Abstract
When an out-of-hospital cardiac arrest (OHCA) occurs, patient outcome can be influenced by bystanders ability to start cardiopulmonary resuscitation (CPR) before ambulance arrival. Recognition of cardiac arrest and provision of telephone-assisted CPR (T-CPR) by emergency medical dispatchers (EMDs) are key process measures that have been associated with improved survival after OHCA. The aims of this thesis were to provide a comprehensive description and analysis of factors impacting on EMDs when handling cardiac arrest calls. Voice logs of actual cardiac arrest calls in four different emergency medical communication centres (EMCC) were analysed and compared and EMDs were interviewed and observed. A bundle of targeted interventions were performed and evaluated in one EMCC.
All included EMCCs faced similar challenges with agonal breathing as the main barrier to recognition of cardiac arrest.
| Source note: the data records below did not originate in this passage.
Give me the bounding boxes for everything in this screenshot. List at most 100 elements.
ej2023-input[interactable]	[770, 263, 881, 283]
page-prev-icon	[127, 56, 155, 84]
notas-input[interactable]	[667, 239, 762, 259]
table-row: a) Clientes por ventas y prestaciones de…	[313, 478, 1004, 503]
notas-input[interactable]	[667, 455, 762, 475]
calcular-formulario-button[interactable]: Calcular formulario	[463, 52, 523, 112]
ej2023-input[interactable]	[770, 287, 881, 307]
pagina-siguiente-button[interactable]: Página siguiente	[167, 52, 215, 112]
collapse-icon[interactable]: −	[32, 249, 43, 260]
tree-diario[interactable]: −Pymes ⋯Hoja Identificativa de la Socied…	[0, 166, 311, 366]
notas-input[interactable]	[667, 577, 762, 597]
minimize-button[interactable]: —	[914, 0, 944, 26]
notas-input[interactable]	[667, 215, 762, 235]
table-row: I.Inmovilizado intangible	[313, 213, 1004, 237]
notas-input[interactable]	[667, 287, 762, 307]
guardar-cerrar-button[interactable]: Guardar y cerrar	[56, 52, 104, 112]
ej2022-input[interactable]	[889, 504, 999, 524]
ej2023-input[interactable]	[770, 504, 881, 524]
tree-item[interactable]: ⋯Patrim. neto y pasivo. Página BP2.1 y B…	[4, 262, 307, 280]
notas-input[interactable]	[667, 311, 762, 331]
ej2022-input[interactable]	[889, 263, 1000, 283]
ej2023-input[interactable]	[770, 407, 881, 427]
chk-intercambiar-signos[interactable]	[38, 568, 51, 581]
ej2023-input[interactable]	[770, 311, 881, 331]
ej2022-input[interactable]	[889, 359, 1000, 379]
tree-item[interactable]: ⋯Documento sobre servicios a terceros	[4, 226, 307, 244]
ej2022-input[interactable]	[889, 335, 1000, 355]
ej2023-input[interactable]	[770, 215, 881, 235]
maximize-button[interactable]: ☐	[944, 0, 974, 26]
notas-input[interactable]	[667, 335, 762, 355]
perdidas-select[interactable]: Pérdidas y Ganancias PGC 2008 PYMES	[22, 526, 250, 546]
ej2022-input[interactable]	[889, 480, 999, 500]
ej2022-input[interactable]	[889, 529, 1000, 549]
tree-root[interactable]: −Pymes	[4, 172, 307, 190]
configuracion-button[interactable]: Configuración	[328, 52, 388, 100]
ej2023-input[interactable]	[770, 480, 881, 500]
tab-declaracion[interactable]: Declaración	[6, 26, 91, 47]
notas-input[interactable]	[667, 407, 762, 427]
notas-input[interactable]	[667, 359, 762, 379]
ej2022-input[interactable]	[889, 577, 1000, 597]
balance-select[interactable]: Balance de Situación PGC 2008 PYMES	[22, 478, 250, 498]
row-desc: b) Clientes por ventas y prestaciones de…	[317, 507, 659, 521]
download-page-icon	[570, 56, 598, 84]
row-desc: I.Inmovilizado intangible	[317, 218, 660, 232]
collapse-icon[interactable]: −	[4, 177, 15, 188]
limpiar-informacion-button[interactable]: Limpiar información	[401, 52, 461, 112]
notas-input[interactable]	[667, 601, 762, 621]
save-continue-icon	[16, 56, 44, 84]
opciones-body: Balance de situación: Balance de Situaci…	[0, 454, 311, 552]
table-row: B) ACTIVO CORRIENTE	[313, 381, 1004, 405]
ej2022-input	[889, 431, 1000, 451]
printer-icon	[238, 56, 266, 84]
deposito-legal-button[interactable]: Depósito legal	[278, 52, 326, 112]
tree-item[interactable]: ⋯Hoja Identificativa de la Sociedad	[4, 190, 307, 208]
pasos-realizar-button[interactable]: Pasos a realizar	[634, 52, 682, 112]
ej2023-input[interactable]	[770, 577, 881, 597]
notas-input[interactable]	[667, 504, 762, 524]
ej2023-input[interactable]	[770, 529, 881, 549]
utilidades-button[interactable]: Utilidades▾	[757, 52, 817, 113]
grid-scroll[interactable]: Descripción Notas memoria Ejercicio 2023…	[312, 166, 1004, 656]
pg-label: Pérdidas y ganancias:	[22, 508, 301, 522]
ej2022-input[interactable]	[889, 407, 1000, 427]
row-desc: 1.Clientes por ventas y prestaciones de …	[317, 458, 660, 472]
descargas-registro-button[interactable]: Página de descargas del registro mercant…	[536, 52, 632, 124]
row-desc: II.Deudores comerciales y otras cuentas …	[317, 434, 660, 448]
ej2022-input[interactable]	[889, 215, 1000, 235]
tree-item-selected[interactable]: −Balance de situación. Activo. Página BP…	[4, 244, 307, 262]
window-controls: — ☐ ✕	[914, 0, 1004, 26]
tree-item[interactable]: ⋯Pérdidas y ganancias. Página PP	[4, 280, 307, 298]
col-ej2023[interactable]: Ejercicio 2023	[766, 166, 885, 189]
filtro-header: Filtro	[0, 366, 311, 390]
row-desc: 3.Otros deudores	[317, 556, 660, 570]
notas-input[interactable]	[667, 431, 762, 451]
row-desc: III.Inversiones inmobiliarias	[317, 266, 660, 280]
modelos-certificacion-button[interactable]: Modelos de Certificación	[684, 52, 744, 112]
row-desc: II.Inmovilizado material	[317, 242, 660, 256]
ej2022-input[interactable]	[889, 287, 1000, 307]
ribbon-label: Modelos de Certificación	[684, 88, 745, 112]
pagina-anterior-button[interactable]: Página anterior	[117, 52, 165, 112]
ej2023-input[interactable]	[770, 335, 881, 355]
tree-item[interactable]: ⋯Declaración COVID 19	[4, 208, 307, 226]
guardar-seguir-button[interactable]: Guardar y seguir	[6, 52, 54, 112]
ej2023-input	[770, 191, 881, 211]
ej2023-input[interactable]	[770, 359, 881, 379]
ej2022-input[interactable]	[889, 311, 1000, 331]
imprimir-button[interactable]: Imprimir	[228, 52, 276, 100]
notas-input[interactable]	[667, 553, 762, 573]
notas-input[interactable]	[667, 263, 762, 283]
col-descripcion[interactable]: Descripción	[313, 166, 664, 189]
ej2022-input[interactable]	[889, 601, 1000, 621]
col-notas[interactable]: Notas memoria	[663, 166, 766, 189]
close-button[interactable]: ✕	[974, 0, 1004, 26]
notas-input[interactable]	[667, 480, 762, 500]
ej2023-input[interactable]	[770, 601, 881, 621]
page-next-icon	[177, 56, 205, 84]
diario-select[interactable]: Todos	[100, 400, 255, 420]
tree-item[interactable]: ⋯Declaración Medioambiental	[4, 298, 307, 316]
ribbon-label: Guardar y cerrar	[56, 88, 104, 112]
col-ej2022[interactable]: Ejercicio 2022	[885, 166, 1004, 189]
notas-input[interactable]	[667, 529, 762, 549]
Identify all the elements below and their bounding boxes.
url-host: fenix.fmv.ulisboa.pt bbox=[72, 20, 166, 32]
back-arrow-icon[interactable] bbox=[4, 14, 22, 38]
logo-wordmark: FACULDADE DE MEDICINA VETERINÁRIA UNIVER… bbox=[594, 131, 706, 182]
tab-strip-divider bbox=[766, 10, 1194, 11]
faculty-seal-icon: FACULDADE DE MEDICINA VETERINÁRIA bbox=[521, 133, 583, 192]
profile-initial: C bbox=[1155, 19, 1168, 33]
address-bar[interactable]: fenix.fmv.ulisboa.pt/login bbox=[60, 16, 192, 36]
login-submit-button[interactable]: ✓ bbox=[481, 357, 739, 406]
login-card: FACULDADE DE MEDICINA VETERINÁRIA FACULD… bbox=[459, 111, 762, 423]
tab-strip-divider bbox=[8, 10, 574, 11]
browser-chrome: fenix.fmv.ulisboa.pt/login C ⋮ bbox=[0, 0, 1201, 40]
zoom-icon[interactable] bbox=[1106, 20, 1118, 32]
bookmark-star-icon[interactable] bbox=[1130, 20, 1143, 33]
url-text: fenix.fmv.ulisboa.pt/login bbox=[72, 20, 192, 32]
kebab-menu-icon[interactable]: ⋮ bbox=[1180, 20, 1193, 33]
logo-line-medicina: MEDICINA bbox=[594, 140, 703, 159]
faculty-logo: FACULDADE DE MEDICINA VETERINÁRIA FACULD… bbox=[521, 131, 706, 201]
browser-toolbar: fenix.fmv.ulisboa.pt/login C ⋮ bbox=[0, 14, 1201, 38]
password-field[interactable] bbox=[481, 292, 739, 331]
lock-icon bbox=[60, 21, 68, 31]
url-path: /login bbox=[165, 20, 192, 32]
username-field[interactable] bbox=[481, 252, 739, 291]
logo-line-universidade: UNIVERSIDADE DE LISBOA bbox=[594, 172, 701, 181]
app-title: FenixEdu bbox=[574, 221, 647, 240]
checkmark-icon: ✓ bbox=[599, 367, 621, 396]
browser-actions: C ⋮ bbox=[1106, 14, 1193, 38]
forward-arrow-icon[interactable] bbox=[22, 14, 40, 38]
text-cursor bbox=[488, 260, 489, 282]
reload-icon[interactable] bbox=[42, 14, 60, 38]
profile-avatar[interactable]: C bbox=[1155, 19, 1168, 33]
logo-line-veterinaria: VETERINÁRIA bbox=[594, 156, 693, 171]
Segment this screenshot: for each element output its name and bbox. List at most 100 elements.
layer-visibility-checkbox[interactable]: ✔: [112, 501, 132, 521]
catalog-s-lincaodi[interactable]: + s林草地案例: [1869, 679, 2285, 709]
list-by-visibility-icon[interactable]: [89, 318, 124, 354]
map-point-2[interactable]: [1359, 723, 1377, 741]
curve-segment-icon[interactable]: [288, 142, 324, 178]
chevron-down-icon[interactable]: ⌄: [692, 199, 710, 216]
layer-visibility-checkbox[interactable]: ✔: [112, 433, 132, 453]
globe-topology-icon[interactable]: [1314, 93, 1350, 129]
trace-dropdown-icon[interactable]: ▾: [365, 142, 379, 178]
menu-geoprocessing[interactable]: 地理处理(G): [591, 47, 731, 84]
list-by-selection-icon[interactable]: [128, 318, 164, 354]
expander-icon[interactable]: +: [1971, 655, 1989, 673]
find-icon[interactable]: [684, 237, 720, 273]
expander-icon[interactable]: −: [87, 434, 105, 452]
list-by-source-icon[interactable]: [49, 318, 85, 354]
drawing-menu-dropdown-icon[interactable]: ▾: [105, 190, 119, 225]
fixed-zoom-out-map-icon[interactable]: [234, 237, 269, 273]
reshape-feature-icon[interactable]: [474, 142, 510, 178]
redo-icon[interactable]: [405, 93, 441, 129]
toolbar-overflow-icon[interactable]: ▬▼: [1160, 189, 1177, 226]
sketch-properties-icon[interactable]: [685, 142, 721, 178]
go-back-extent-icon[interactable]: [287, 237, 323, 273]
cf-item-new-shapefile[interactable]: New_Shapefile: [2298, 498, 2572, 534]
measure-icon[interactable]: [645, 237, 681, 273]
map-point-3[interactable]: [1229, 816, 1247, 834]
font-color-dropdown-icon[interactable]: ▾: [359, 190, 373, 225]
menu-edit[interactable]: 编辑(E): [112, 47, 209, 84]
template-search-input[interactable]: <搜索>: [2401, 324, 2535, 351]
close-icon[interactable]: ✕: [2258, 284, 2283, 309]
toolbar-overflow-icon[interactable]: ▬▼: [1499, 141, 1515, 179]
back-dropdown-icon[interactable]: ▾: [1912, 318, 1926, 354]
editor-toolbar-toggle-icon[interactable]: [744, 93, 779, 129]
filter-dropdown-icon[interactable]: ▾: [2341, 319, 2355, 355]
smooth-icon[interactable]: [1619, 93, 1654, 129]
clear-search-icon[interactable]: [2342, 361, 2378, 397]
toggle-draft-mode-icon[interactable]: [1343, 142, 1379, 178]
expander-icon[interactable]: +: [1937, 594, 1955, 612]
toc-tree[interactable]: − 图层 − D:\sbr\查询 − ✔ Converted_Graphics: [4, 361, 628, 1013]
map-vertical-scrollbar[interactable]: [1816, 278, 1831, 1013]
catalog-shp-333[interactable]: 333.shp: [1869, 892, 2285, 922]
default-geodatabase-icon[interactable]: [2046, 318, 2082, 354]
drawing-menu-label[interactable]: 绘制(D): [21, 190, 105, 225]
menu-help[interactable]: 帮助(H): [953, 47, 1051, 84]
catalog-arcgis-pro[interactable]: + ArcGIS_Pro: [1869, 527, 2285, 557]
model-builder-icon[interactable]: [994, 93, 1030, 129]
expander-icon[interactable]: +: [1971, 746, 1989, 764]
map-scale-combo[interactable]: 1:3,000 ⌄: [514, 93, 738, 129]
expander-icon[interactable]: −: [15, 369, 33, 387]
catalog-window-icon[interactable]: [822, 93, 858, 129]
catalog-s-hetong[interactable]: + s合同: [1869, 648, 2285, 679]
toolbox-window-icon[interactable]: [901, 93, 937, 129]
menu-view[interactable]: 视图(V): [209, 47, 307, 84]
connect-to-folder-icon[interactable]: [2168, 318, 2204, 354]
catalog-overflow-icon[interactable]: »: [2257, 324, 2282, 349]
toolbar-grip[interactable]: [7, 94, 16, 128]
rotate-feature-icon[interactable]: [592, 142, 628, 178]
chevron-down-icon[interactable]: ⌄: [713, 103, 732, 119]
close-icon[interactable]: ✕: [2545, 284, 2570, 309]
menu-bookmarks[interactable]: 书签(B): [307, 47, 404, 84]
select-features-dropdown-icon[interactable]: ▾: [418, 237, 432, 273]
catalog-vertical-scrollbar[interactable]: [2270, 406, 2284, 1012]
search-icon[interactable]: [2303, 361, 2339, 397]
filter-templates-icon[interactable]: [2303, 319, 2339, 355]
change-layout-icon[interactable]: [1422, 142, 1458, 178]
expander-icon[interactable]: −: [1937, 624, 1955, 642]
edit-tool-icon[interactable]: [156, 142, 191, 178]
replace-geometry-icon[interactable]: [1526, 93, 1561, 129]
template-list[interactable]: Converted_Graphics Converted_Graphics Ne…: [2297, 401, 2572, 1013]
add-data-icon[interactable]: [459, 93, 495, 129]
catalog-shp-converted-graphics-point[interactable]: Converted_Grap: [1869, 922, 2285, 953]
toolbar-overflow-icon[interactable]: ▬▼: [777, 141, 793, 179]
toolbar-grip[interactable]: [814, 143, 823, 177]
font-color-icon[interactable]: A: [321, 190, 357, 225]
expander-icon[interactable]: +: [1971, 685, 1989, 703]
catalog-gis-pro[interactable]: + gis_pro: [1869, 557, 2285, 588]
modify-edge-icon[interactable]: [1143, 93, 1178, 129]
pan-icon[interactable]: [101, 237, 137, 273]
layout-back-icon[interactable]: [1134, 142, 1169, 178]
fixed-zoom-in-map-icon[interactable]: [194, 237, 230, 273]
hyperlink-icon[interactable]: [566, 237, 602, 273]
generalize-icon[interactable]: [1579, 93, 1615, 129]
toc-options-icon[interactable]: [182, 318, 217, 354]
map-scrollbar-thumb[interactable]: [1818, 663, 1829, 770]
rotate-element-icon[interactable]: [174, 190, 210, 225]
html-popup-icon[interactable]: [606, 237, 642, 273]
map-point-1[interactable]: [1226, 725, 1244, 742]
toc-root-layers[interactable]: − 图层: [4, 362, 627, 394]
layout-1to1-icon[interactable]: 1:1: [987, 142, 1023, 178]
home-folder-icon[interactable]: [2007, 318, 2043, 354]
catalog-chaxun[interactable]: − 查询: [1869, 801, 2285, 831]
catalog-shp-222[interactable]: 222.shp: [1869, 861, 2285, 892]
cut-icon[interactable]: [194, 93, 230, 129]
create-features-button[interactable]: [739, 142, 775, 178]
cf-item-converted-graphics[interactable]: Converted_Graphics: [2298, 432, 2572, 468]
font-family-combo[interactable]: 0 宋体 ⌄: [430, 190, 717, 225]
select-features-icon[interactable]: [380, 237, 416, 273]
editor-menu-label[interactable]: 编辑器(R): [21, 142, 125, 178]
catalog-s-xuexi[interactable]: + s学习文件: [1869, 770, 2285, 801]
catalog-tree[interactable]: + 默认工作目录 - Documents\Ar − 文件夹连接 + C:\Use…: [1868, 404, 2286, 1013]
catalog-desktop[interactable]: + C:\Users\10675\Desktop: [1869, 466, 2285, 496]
Few differences were observed when comparing two commonly used dispatch tools in use in Norway (Criteria Based Dispatch -CBD) and USA (Medical Priority Dispatch-MPD), but T-CPR were offered faster and more frequently in the CBD system. Some variations in performance standards were seen when comparing three different EMCCs in Norway, despite similar organisation, professional backgrounds and dispatch tool/protocols. A mixed-methods approach is effective to explore the challenges regarding OHCA calls in an EMCC, and revealed both use and non-use of protocols, inaccuracy of definition of cardiac arrest and differences in interrogation strategies, in particular concerning assessment of breathing. Monitoring key quality indicators helped identify the challenges to the system, and enabled development of effective strategies to improve quality of care. Targeted simulation, education and feedback significantly increased recognition of OHCA, delivery of T-CPR and reduced time to first chest compression.